【聖書講座 #15】教会の誕生

この回のポイント

イエスの弟子たちは最初、復活を信じられませんでしたが、復活したイエスに出会い信じます。

イエスは弟子たちに最後の訓戒を与えた後、オリーブ山から天に上げられました。

その後、弟子たちは聖霊によって力を与えられ、イエスの教えを人々に力強く語っていきます。ペテロが語る「信じて悔改め、バプテスマを受ける」は、イエスを信じた人々がすべき行動を簡潔に示しています。

エマオ途上

前回は、日曜日の朝にイエスの墓が空になり、御使いが女たちにイエスの復活を告げた所までをお話ししました。

弟子たちのうちペテロは、イエスの墓が空になったことを確認しますが、皆がイエスの復活を信じたわけではありませんでした。

「ルカによる福音書」には、その時、エルサレムから西のエマオという町に向かって歩いていたふたりの弟子たちに起こった不思議な出来事が記されています。

彼らはイエスの死体が墓から消えたことについて話し合いながら歩いていました。

すると、そこにイエスご自身が近づいてきて「その話は、何のことなのか」と問われました。
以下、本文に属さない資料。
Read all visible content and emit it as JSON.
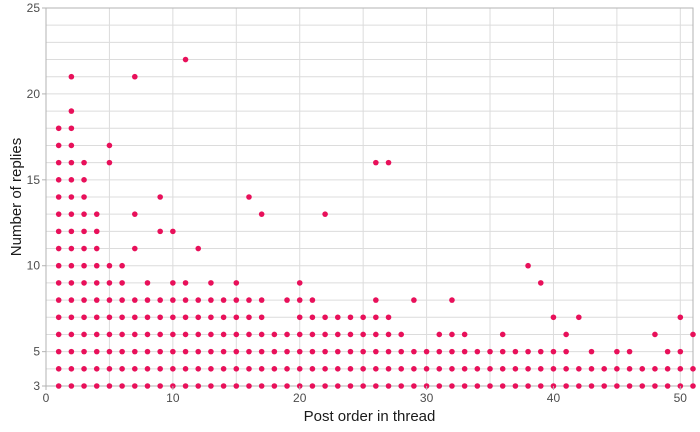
{
  "colors": {
    "point": "#e8105a",
    "grid": "#dcdcdc",
    "axis": "#b3b3b3",
    "background": "#ffffff"
  },
  "chart_data": {
    "type": "scatter",
    "title": "",
    "xlabel": "Post order in thread",
    "ylabel": "Number of replies",
    "xlim": [
      0,
      51
    ],
    "ylim": [
      3,
      25
    ],
    "x_ticks": [
      0,
      10,
      20,
      30,
      40,
      50
    ],
    "y_ticks": [
      3,
      5,
      10,
      15,
      20,
      25
    ],
    "grid": true,
    "columns": [
      {
        "x": 1,
        "y": [
          3,
          4,
          5,
          6,
          7,
          8,
          9,
          10,
          11,
          12,
          13,
          14,
          15,
          16,
          17,
          18
        ]
      },
      {
        "x": 2,
        "y": [
          3,
          4,
          5,
          6,
          7,
          8,
          9,
          10,
          11,
          12,
          13,
          14,
          15,
          16,
          17,
          18,
          19,
          21
        ]
      },
      {
        "x": 3,
        "y": [
          3,
          4,
          5,
          6,
          7,
          8,
          9,
          10,
          11,
          12,
          13,
          14,
          15,
          16
        ]
      },
      {
        "x": 4,
        "y": [
          3,
          4,
          5,
          6,
          7,
          8,
          9,
          10,
          11,
          12,
          13
        ]
      },
      {
        "x": 5,
        "y": [
          3,
          4,
          5,
          6,
          7,
          8,
          9,
          10,
          16,
          17
        ]
      },
      {
        "x": 6,
        "y": [
          3,
          4,
          5,
          6,
          7,
          8,
          9,
          10
        ]
      },
      {
        "x": 7,
        "y": [
          3,
          4,
          5,
          6,
          7,
          8,
          11,
          13,
          21
        ]
      },
      {
        "x": 8,
        "y": [
          3,
          4,
          5,
          6,
          7,
          8,
          9
        ]
      },
      {
        "x": 9,
        "y": [
          3,
          4,
          5,
          6,
          7,
          8,
          12,
          14
        ]
      },
      {
        "x": 10,
        "y": [
          3,
          4,
          5,
          6,
          7,
          8,
          9,
          12
        ]
      },
      {
        "x": 11,
        "y": [
          3,
          4,
          5,
          6,
          7,
          8,
          9,
          22
        ]
      },
      {
        "x": 12,
        "y": [
          3,
          4,
          5,
          6,
          7,
          8,
          11
        ]
      },
      {
        "x": 13,
        "y": [
          3,
          4,
          5,
          6,
          7,
          8,
          9
        ]
      },
      {
        "x": 14,
        "y": [
          3,
          4,
          5,
          6,
          7,
          8
        ]
      },
      {
        "x": 15,
        "y": [
          3,
          4,
          5,
          6,
          7,
          8,
          9
        ]
      },
      {
        "x": 16,
        "y": [
          3,
          4,
          5,
          6,
          7,
          8,
          14
        ]
      },
      {
        "x": 17,
        "y": [
          3,
          4,
          5,
          6,
          7,
          8,
          13
        ]
      },
      {
        "x": 18,
        "y": [
          3,
          4,
          5,
          6
        ]
      },
      {
        "x": 19,
        "y": [
          3,
          4,
          5,
          6,
          8
        ]
      },
      {
        "x": 20,
        "y": [
          3,
          4,
          5,
          6,
          7,
          8,
          9
        ]
      },
      {
        "x": 21,
        "y": [
          3,
          4,
          5,
          6,
          7,
          8
        ]
      },
      {
        "x": 22,
        "y": [
          3,
          4,
          5,
          6,
          7,
          13
        ]
      },
      {
        "x": 23,
        "y": [
          3,
          4,
          5,
          6,
          7
        ]
      },
      {
        "x": 24,
        "y": [
          3,
          4,
          5,
          6,
          7
        ]
      },
      {
        "x": 25,
        "y": [
          3,
          4,
          5,
          6,
          7
        ]
      },
      {
        "x": 26,
        "y": [
          3,
          4,
          5,
          6,
          7,
          8,
          16
        ]
      },
      {
        "x": 27,
        "y": [
          3,
          4,
          5,
          6,
          7,
          16
        ]
      },
      {
        "x": 28,
        "y": [
          3,
          4,
          5,
          6
        ]
      },
      {
        "x": 29,
        "y": [
          3,
          4,
          5,
          8
        ]
      },
      {
        "x": 30,
        "y": [
          3,
          4,
          5
        ]
      },
      {
        "x": 31,
        "y": [
          3,
          4,
          5,
          6
        ]
      },
      {
        "x": 32,
        "y": [
          3,
          4,
          5,
          6,
          8
        ]
      },
      {
        "x": 33,
        "y": [
          3,
          4,
          5,
          6
        ]
      },
      {
        "x": 34,
        "y": [
          3,
          4,
          5
        ]
      },
      {
        "x": 35,
        "y": [
          3,
          4,
          5
        ]
      },
      {
        "x": 36,
        "y": [
          3,
          4,
          5,
          6
        ]
      },
      {
        "x": 37,
        "y": [
          3,
          4,
          5
        ]
      },
      {
        "x": 38,
        "y": [
          3,
          4,
          5,
          10
        ]
      },
      {
        "x": 39,
        "y": [
          3,
          4,
          5,
          9
        ]
      },
      {
        "x": 40,
        "y": [
          3,
          4,
          5,
          7
        ]
      },
      {
        "x": 41,
        "y": [
          3,
          4,
          5,
          6
        ]
      },
      {
        "x": 42,
        "y": [
          3,
          4,
          7
        ]
      },
      {
        "x": 43,
        "y": [
          3,
          4,
          5
        ]
      },
      {
        "x": 44,
        "y": [
          3,
          4
        ]
      },
      {
        "x": 45,
        "y": [
          3,
          4,
          5
        ]
      },
      {
        "x": 46,
        "y": [
          3,
          4,
          5
        ]
      },
      {
        "x": 47,
        "y": [
          3,
          4
        ]
      },
      {
        "x": 48,
        "y": [
          3,
          4,
          6
        ]
      },
      {
        "x": 49,
        "y": [
          3,
          4,
          5
        ]
      },
      {
        "x": 50,
        "y": [
          3,
          4,
          5,
          7
        ]
      },
      {
        "x": 51,
        "y": [
          3,
          4,
          6
        ]
      }
    ]
  }
}
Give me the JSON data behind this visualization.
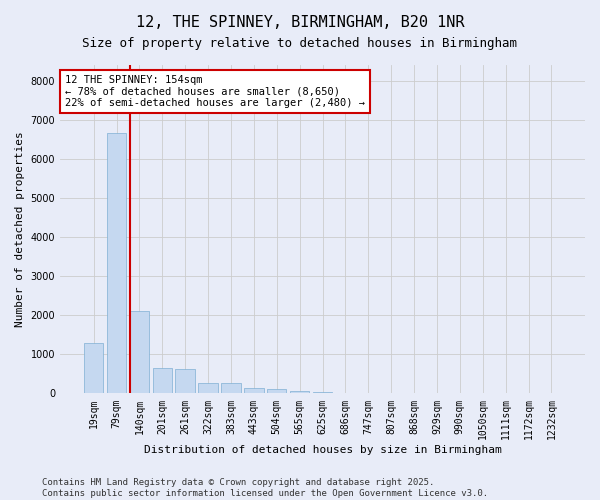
{
  "title": "12, THE SPINNEY, BIRMINGHAM, B20 1NR",
  "subtitle": "Size of property relative to detached houses in Birmingham",
  "xlabel": "Distribution of detached houses by size in Birmingham",
  "ylabel": "Number of detached properties",
  "categories": [
    "19sqm",
    "79sqm",
    "140sqm",
    "201sqm",
    "261sqm",
    "322sqm",
    "383sqm",
    "443sqm",
    "504sqm",
    "565sqm",
    "625sqm",
    "686sqm",
    "747sqm",
    "807sqm",
    "868sqm",
    "929sqm",
    "990sqm",
    "1050sqm",
    "1111sqm",
    "1172sqm",
    "1232sqm"
  ],
  "values": [
    1300,
    6650,
    2100,
    650,
    620,
    270,
    270,
    130,
    110,
    70,
    40,
    10,
    5,
    5,
    5,
    3,
    3,
    2,
    2,
    1,
    1
  ],
  "bar_color": "#c5d8f0",
  "bar_edgecolor": "#7fafd4",
  "vline_x": 2.0,
  "vline_color": "#cc0000",
  "annotation_title": "12 THE SPINNEY: 154sqm",
  "annotation_line1": "← 78% of detached houses are smaller (8,650)",
  "annotation_line2": "22% of semi-detached houses are larger (2,480) →",
  "annotation_box_color": "#cc0000",
  "annotation_text_color": "#000000",
  "annotation_bg_color": "#ffffff",
  "ylim": [
    0,
    8400
  ],
  "yticks": [
    0,
    1000,
    2000,
    3000,
    4000,
    5000,
    6000,
    7000,
    8000
  ],
  "grid_color": "#cccccc",
  "bg_color": "#e8ecf8",
  "plot_bg_color": "#e8ecf8",
  "footer_line1": "Contains HM Land Registry data © Crown copyright and database right 2025.",
  "footer_line2": "Contains public sector information licensed under the Open Government Licence v3.0.",
  "title_fontsize": 11,
  "subtitle_fontsize": 9,
  "axis_label_fontsize": 8,
  "tick_fontsize": 7,
  "annotation_fontsize": 7.5,
  "footer_fontsize": 6.5
}
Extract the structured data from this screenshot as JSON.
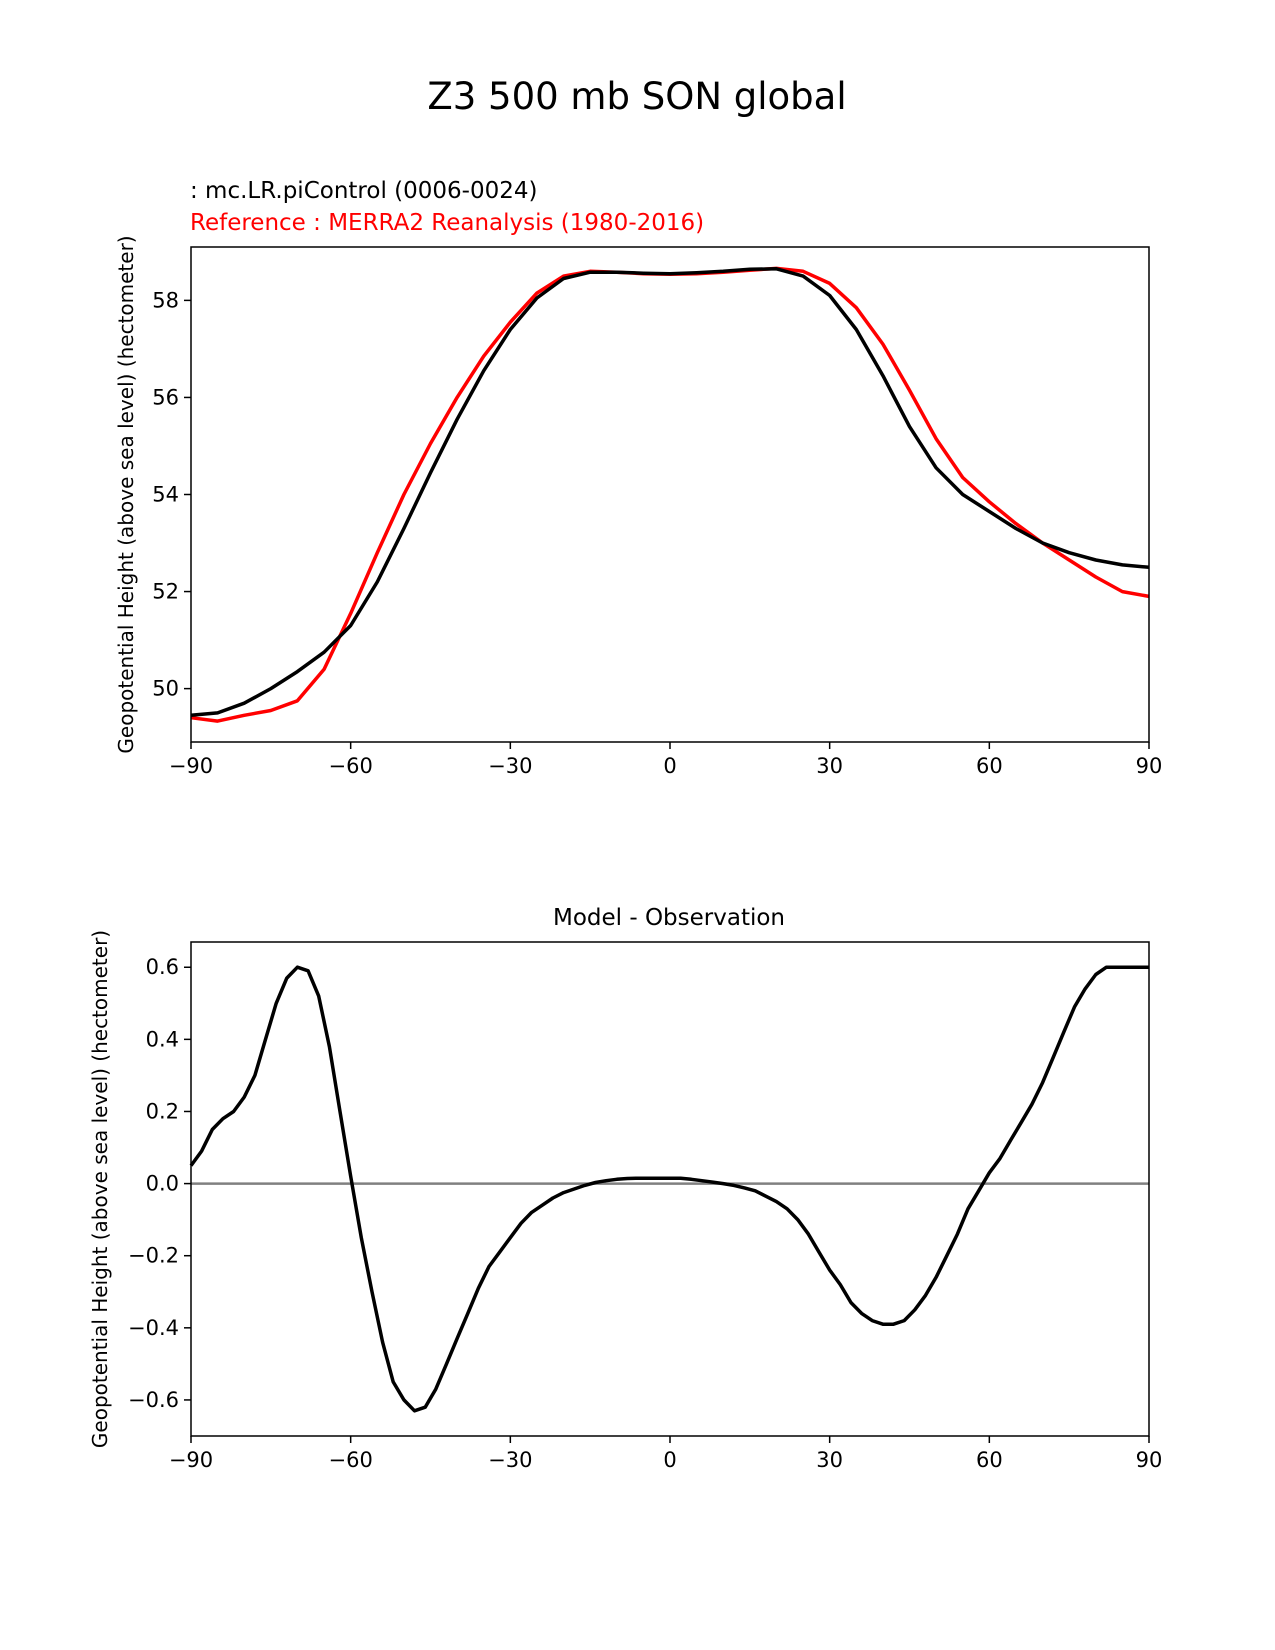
{
  "figure": {
    "title": "Z3 500 mb SON global"
  },
  "chart_data": [
    {
      "type": "line",
      "title": "",
      "legend_test": " : mc.LR.piControl (0006-0024)",
      "legend_ref": "Reference : MERRA2 Reanalysis (1980-2016)",
      "xlabel": "",
      "ylabel": "Geopotential Height (above sea level) (hectometer)",
      "xlim": [
        -90,
        90
      ],
      "ylim": [
        48.9,
        59.1
      ],
      "xticks": [
        -90,
        -60,
        -30,
        0,
        30,
        60,
        90
      ],
      "xtick_labels": [
        "−90",
        "−60",
        "−30",
        "0",
        "30",
        "60",
        "90"
      ],
      "yticks": [
        50,
        52,
        54,
        56,
        58
      ],
      "ytick_labels": [
        "50",
        "52",
        "54",
        "56",
        "58"
      ],
      "grid": false,
      "colors": {
        "test": "#000000",
        "reference": "#ff0000"
      },
      "series": [
        {
          "name": "mc.LR.piControl (0006-0024)",
          "color": "#000000",
          "x": [
            -90,
            -85,
            -80,
            -75,
            -70,
            -65,
            -60,
            -55,
            -50,
            -45,
            -40,
            -35,
            -30,
            -25,
            -20,
            -15,
            -10,
            -5,
            0,
            5,
            10,
            15,
            20,
            25,
            30,
            35,
            40,
            45,
            50,
            55,
            60,
            65,
            70,
            75,
            80,
            85,
            90
          ],
          "y": [
            49.45,
            49.5,
            49.7,
            50.0,
            50.35,
            50.75,
            51.3,
            52.2,
            53.3,
            54.45,
            55.55,
            56.55,
            57.4,
            58.05,
            58.45,
            58.58,
            58.58,
            58.56,
            58.55,
            58.57,
            58.6,
            58.64,
            58.65,
            58.5,
            58.1,
            57.4,
            56.45,
            55.4,
            54.55,
            54.0,
            53.65,
            53.3,
            53.0,
            52.8,
            52.65,
            52.55,
            52.5
          ]
        },
        {
          "name": "MERRA2 Reanalysis (1980-2016)",
          "color": "#ff0000",
          "x": [
            -90,
            -85,
            -80,
            -75,
            -70,
            -65,
            -60,
            -55,
            -50,
            -45,
            -40,
            -35,
            -30,
            -25,
            -20,
            -15,
            -10,
            -5,
            0,
            5,
            10,
            15,
            20,
            25,
            30,
            35,
            40,
            45,
            50,
            55,
            60,
            65,
            70,
            75,
            80,
            85,
            90
          ],
          "y": [
            49.4,
            49.33,
            49.45,
            49.55,
            49.75,
            50.4,
            51.55,
            52.8,
            54.0,
            55.05,
            56.0,
            56.85,
            57.55,
            58.15,
            58.5,
            58.6,
            58.58,
            58.55,
            58.54,
            58.55,
            58.58,
            58.62,
            58.66,
            58.6,
            58.35,
            57.85,
            57.1,
            56.15,
            55.15,
            54.35,
            53.85,
            53.4,
            53.0,
            52.65,
            52.3,
            52.0,
            51.9
          ]
        }
      ]
    },
    {
      "type": "line",
      "title": "Model - Observation",
      "xlabel": "",
      "ylabel": "Geopotential Height (above sea level) (hectometer)",
      "xlim": [
        -90,
        90
      ],
      "ylim": [
        -0.7,
        0.67
      ],
      "xticks": [
        -90,
        -60,
        -30,
        0,
        30,
        60,
        90
      ],
      "xtick_labels": [
        "−90",
        "−60",
        "−30",
        "0",
        "30",
        "60",
        "90"
      ],
      "yticks": [
        -0.6,
        -0.4,
        -0.2,
        0.0,
        0.2,
        0.4,
        0.6
      ],
      "ytick_labels": [
        "−0.6",
        "−0.4",
        "−0.2",
        "0.0",
        "0.2",
        "0.4",
        "0.6"
      ],
      "grid": false,
      "zero_line_color": "#808080",
      "series": [
        {
          "color": "#000000",
          "x": [
            -90,
            -88,
            -86,
            -84,
            -82,
            -80,
            -78,
            -76,
            -74,
            -72,
            -70,
            -68,
            -66,
            -64,
            -62,
            -60,
            -58,
            -56,
            -54,
            -52,
            -50,
            -48,
            -46,
            -44,
            -42,
            -40,
            -38,
            -36,
            -34,
            -32,
            -30,
            -28,
            -26,
            -24,
            -22,
            -20,
            -18,
            -16,
            -14,
            -12,
            -10,
            -8,
            -6,
            -4,
            -2,
            0,
            2,
            4,
            6,
            8,
            10,
            12,
            14,
            16,
            18,
            20,
            22,
            24,
            26,
            28,
            30,
            32,
            34,
            36,
            38,
            40,
            42,
            44,
            46,
            48,
            50,
            52,
            54,
            56,
            58,
            60,
            62,
            64,
            66,
            68,
            70,
            72,
            74,
            76,
            78,
            80,
            82,
            84,
            86,
            88,
            90
          ],
          "y": [
            0.05,
            0.09,
            0.15,
            0.18,
            0.2,
            0.24,
            0.3,
            0.4,
            0.5,
            0.57,
            0.6,
            0.59,
            0.52,
            0.38,
            0.2,
            0.02,
            -0.15,
            -0.3,
            -0.44,
            -0.55,
            -0.6,
            -0.63,
            -0.62,
            -0.57,
            -0.5,
            -0.43,
            -0.36,
            -0.29,
            -0.23,
            -0.19,
            -0.15,
            -0.11,
            -0.08,
            -0.06,
            -0.04,
            -0.025,
            -0.015,
            -0.005,
            0.003,
            0.008,
            0.012,
            0.014,
            0.015,
            0.015,
            0.015,
            0.015,
            0.015,
            0.012,
            0.008,
            0.004,
            0.0,
            -0.005,
            -0.012,
            -0.02,
            -0.035,
            -0.05,
            -0.07,
            -0.1,
            -0.14,
            -0.19,
            -0.24,
            -0.28,
            -0.33,
            -0.36,
            -0.38,
            -0.39,
            -0.39,
            -0.38,
            -0.35,
            -0.31,
            -0.26,
            -0.2,
            -0.14,
            -0.07,
            -0.02,
            0.03,
            0.07,
            0.12,
            0.17,
            0.22,
            0.28,
            0.35,
            0.42,
            0.49,
            0.54,
            0.58,
            0.6,
            0.6,
            0.6,
            0.6,
            0.6
          ]
        }
      ]
    }
  ]
}
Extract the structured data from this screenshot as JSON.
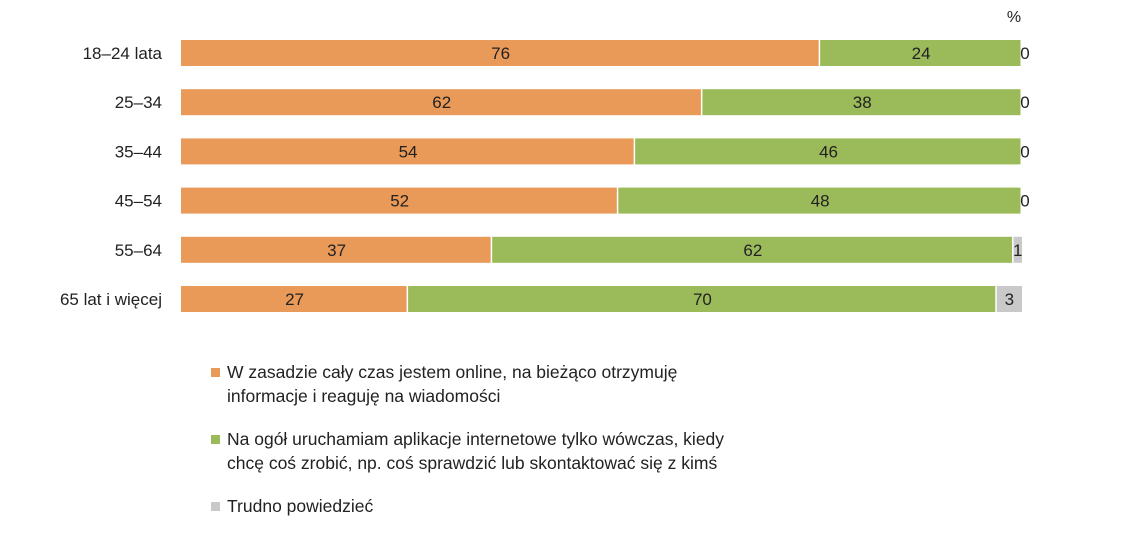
{
  "chart_data": {
    "type": "bar",
    "orientation": "horizontal",
    "stacked": true,
    "unit_label": "%",
    "categories": [
      "18–24 lata",
      "25–34",
      "35–44",
      "45–54",
      "55–64",
      "65 lat i więcej"
    ],
    "series": [
      {
        "name": "W zasadzie cały czas jestem online, na bieżąco otrzymuję\ninformacje i reaguję na wiadomości",
        "color": "#E99A58",
        "values": [
          76,
          62,
          54,
          52,
          37,
          27
        ]
      },
      {
        "name": "Na ogół uruchamiam aplikacje internetowe tylko wówczas, kiedy\nchcę coś zrobić,  np. coś sprawdzić lub skontaktować się z kimś",
        "color": "#9BBB5A",
        "values": [
          24,
          38,
          46,
          48,
          62,
          70
        ]
      },
      {
        "name": "Trudno powiedzieć",
        "color": "#C9C9C9",
        "values": [
          0,
          0,
          0,
          0,
          1,
          3
        ]
      }
    ],
    "xlim": [
      0,
      100
    ],
    "grid": false,
    "legend_position": "bottom"
  }
}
この時、彼らは、それがイエスだとは気が付かず、墓から死体がなくなり、復活したことを証言する者がいることに困惑していると伝えると、

イエスは
「ああ、愚かで心のにぶいため、預言者たちが説いたすべての事を信じられない者たちよ。キリストは必ず、これらの苦難を受けて、その栄光に入るはずではなかったのか」(ルカによる福音書 24:25-26)と言われ、旧約聖書全体を解き明かされました。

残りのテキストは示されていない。